The primary outcome for the trial was the time until medical readiness for discharge, which meant more than 96 hours of age and more than 48 hours since the last opioid dose, or when the medical provider discharged them, whichever was first. This primary was only used for the babies cared for with the ESC approach, which was used in 15 hospitals, with 8 using the Finnegan score.

This is my first question “why on earth would any centre still be using the Finnegan for term babies with NOWS?” Especially a centre with enough babies, and enough academic interest, to get involved with this trial? None of the reviews I have read, or the studies that have been performed, show any advantage to the Finnegan based system. Infants treated using the Finnegan system receive more opioids, and stay in hospital much longer, with no decrease in adverse outcomes.

In the ESC centres there were a total of around 190 infants treated by each approach. The length of hospitalisation was 2.5 days shorter in the symptom-based group. The same proportion of infants received at least one dose of medication (40% in each group), but, among that subgroup, the number of doses was much less, duration of opioid treatment was 3 days shorter, and many fewer received secondary medications (which could be either phenobarbital or clonidine)

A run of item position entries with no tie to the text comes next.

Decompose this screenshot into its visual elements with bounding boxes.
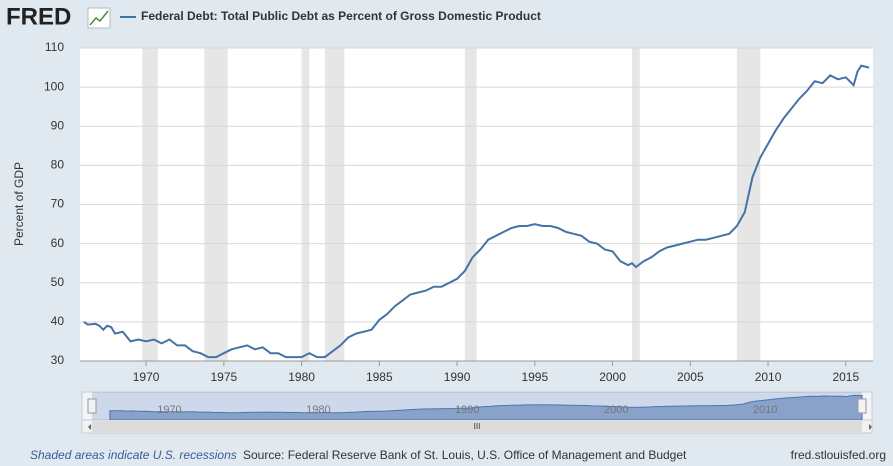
source: Source: Federal Reserve Bank of St. Loui…	[243, 448, 687, 462]
navigator-tick-label: 2010	[753, 404, 777, 416]
site: fred.stlouisfed.org	[791, 448, 886, 462]
x-tick-label: 2005	[677, 370, 704, 384]
navigator-handle[interactable]	[87, 398, 97, 414]
navigator-tick-label: 2000	[604, 404, 628, 416]
y-tick-label: 60	[51, 236, 65, 250]
chart-title: Federal Debt: Total Public Debt as Perce…	[141, 9, 541, 23]
x-tick-label: 1990	[444, 370, 471, 384]
scroll-right[interactable]	[869, 424, 872, 430]
logo: FRED	[6, 3, 71, 30]
x-tick-label: 2000	[599, 370, 626, 384]
logo-icon	[87, 7, 111, 29]
recession-note: Shaded areas indicate U.S. recessions	[30, 448, 237, 462]
y-tick-label: 40	[51, 314, 65, 328]
navigator-tick-label: 1980	[306, 404, 330, 416]
y-tick-label: 100	[44, 79, 64, 93]
navigator-tick-label: 1990	[455, 404, 479, 416]
x-tick-label: 1980	[288, 370, 315, 384]
y-tick-label: 90	[51, 118, 65, 132]
x-tick-label: 2015	[832, 370, 859, 384]
scroll-left[interactable]	[88, 424, 91, 430]
y-tick-label: 70	[51, 197, 65, 211]
y-axis-label: Percent of GDP	[12, 162, 26, 246]
logo-icon-line	[89, 10, 109, 26]
navigator-tick-label: 1970	[157, 404, 181, 416]
x-tick-label: 1970	[133, 370, 160, 384]
x-tick-label: 2010	[755, 370, 782, 384]
x-tick-label: 1975	[210, 370, 237, 384]
data-line	[83, 64, 870, 359]
x-tick-label: 1985	[366, 370, 393, 384]
scrollbar-grip: III	[474, 422, 481, 431]
navigator-series	[92, 392, 863, 420]
x-tick-label: 1995	[521, 370, 548, 384]
y-tick-label: 110	[45, 40, 64, 54]
navigator-area	[109, 394, 863, 420]
y-tick-label: 50	[51, 275, 65, 289]
scrollbar-thumb[interactable]	[92, 421, 862, 432]
navigator-handle[interactable]	[857, 398, 867, 414]
y-tick-label: 30	[51, 353, 65, 367]
y-tick-label: 80	[51, 158, 65, 172]
navigator-selection	[92, 392, 862, 420]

The results in the Finnegan hospitals confirm the much longer hospitalisation with the out-dated approach, the Symptom-based approach led to 1.5 days shorter hospitalisation, but stay was more variable, and the difference may have just been a random effect.

Just getting these babies home (or at least discharged from hospital) earlier isn’t, of course, the only important outcome. Safety outcomes were similar between groups, with the rare primary, critical safety adverse outcomes occurring only in the scheduled taper group, n=3, not significant. Hospital re-admissions and ER visits were also similar, but numerically less frequent in the symptom-based group.

This seems to me to be another major step forward in treatment of this condition. Infants with NOWS should clearly be managed with the ESC approach, and if they cannot E or S or C, then intermittent opioid dosing can be used without immediately starting a regular regime.

I don’t understand why phenobarbital is still being used as a secondary medication, it has numerous secondary effects, and even the sedation is short lived, with longer treatment leading to hyperactivity. Clonidine makes much more sense. I don’t know if we even need an RCT of phenobarbital, as its use doesn’t seem to have a rational basis. But trials of the appropriate threshold for introduction of clonidine could be valuable.